Nie wytrzymałem i upadłem na stół. Ich kutasy wyślizgnęły się z moich otworów. Mój oddech i bicie serca przyspieszyły, gdy próbowałem dojść do siebie. Byłem błogością.
Kevin i Jerome nagle zeszli na mojego fiuta i jednocześnie go ssali i lizali.
Doszedłem i z mojego penisa wytrysnęły strumienie nasienia.
Obaj mężczyźni walczyli o to, walcząc i rywalizując o to, kto dostanie większość mojej spermy.
Jerome ssał mojego penisa, czyszcząc całą spermę, która wyciekła poza szczelinę mojego penisa.

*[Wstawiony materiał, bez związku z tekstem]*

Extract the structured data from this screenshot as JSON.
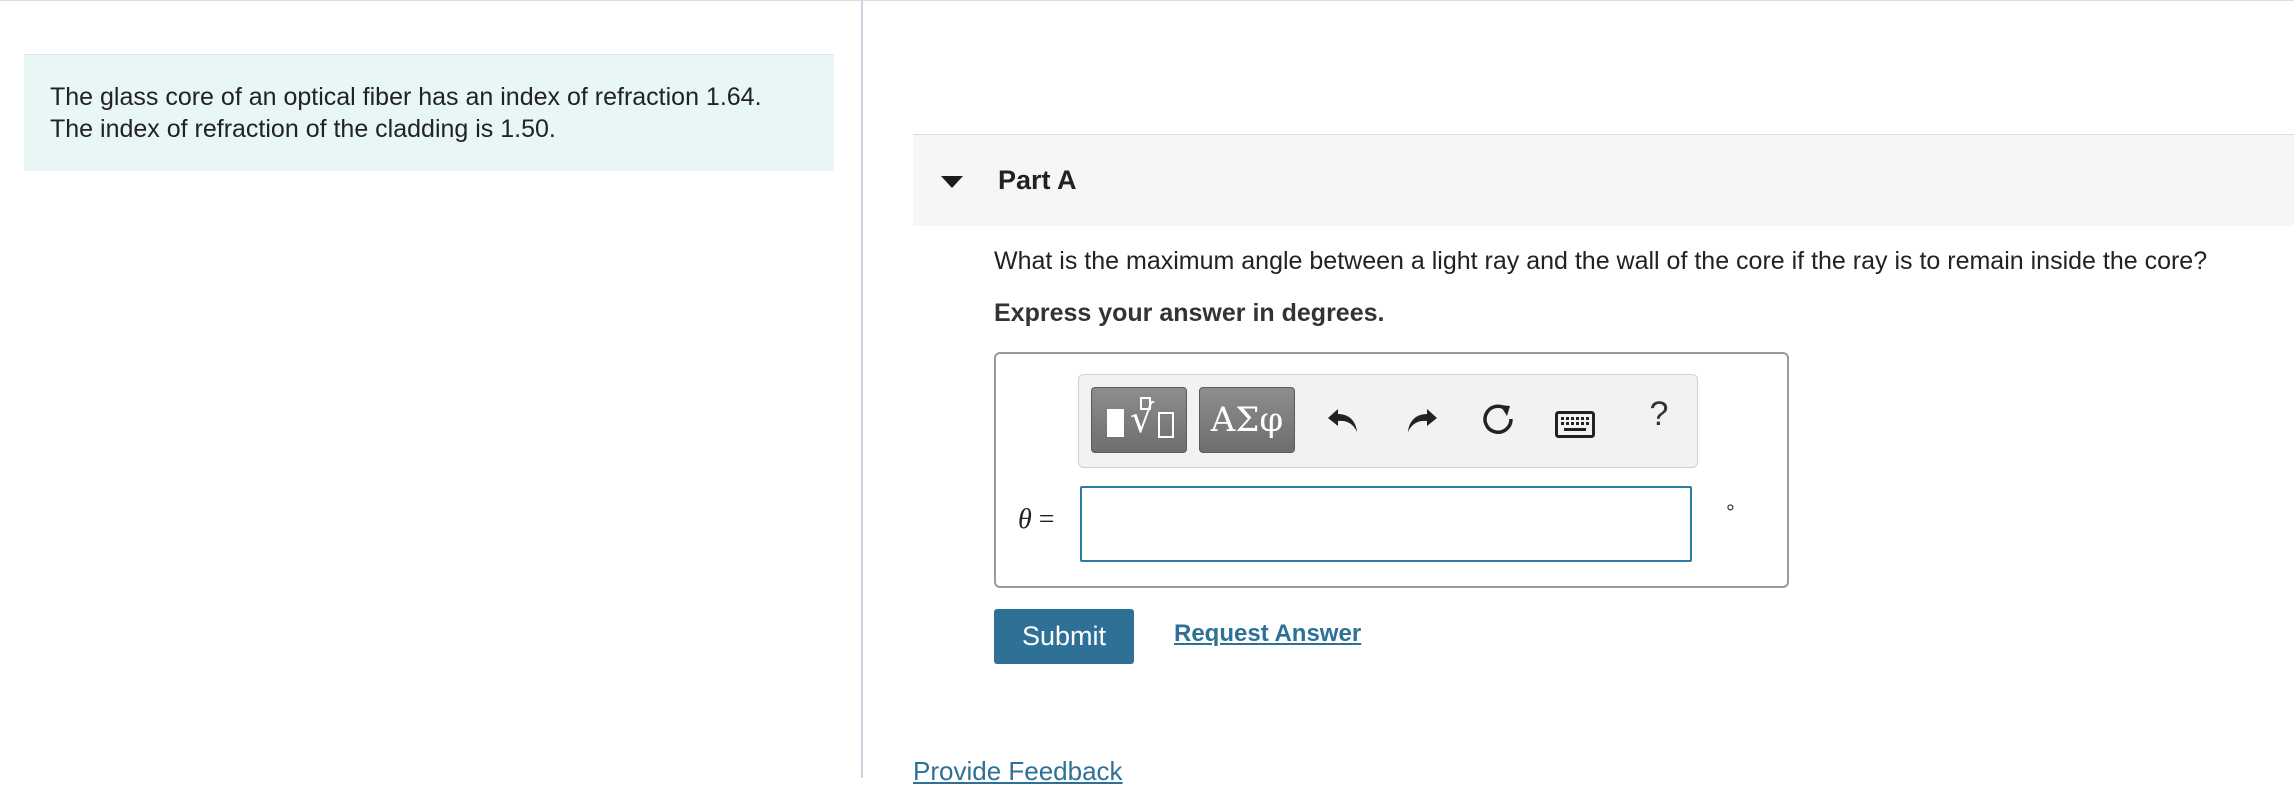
{
  "intro": {
    "line1": "The glass core of an optical fiber has an index of refraction 1.64.",
    "line2": "The index of refraction of the cladding is 1.50."
  },
  "part": {
    "title": "Part A",
    "question": "What is the maximum angle between a light ray and the wall of the core if the ray is to remain inside the core?",
    "instruction": "Express your answer in degrees."
  },
  "toolbar": {
    "greek_label": "ΑΣφ",
    "help_label": "?",
    "icons": [
      "templates-icon",
      "greek-symbols-icon",
      "undo-icon",
      "redo-icon",
      "reset-icon",
      "keyboard-icon",
      "help-icon"
    ]
  },
  "answer": {
    "variable": "θ",
    "equals": "=",
    "value": "",
    "unit": "°"
  },
  "actions": {
    "submit_label": "Submit",
    "request_answer_label": "Request Answer",
    "feedback_label": "Provide Feedback"
  },
  "colors": {
    "intro_bg": "#e8f6f5",
    "accent": "#2e7096",
    "input_border": "#2c7ba0"
  }
}
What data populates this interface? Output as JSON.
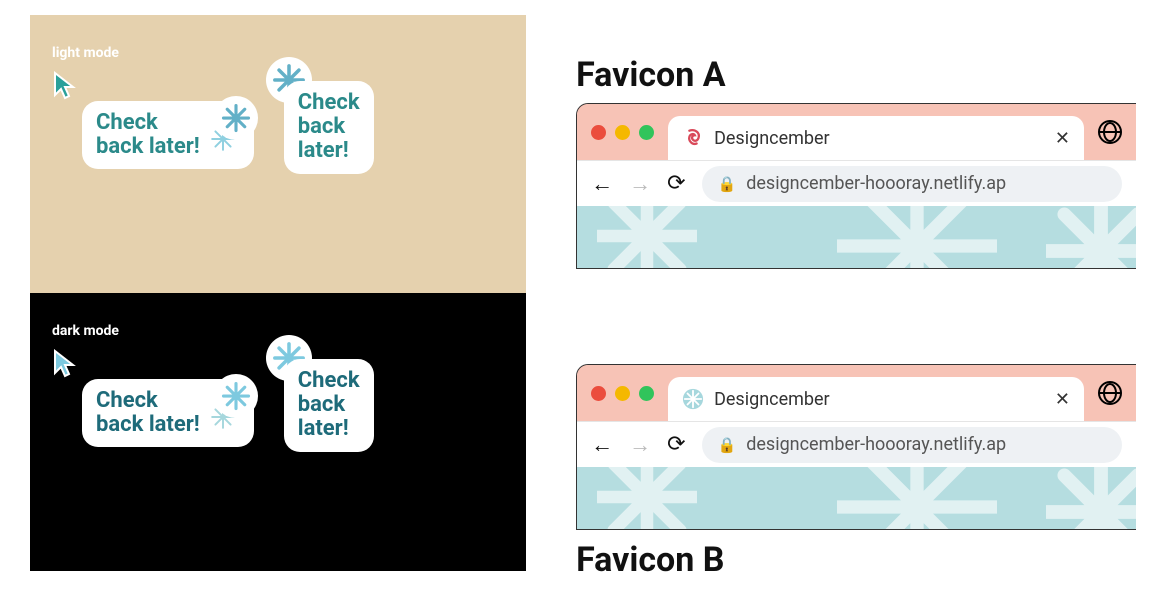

Kevin zaczął lizać moją miednicę, podążając za smugami spermy i kierując się w stronę mojej twarzy.
– Pocałuj mnie – wyszeptał.
Pochyliłem głowę w jego stronę i pocałowałem go. Smakowałem spermę w jego ustach. Nasze języki mieszały między sobą białą ciecz.
Jerome wszedł i dołączył do naszego festynu całowania się. Próbował wcisnąć się w nasze twarze. Szybko ukradł szybki pocałunek między mną i włożył nasienie ze swoich ust do moich.
– Smakujesz wyśmienicie, kochanie – powiedział, a potem przysunął Kevina i moją głowę do siebie i całowaliśmy się, aż nie mogliśmy już dłużej.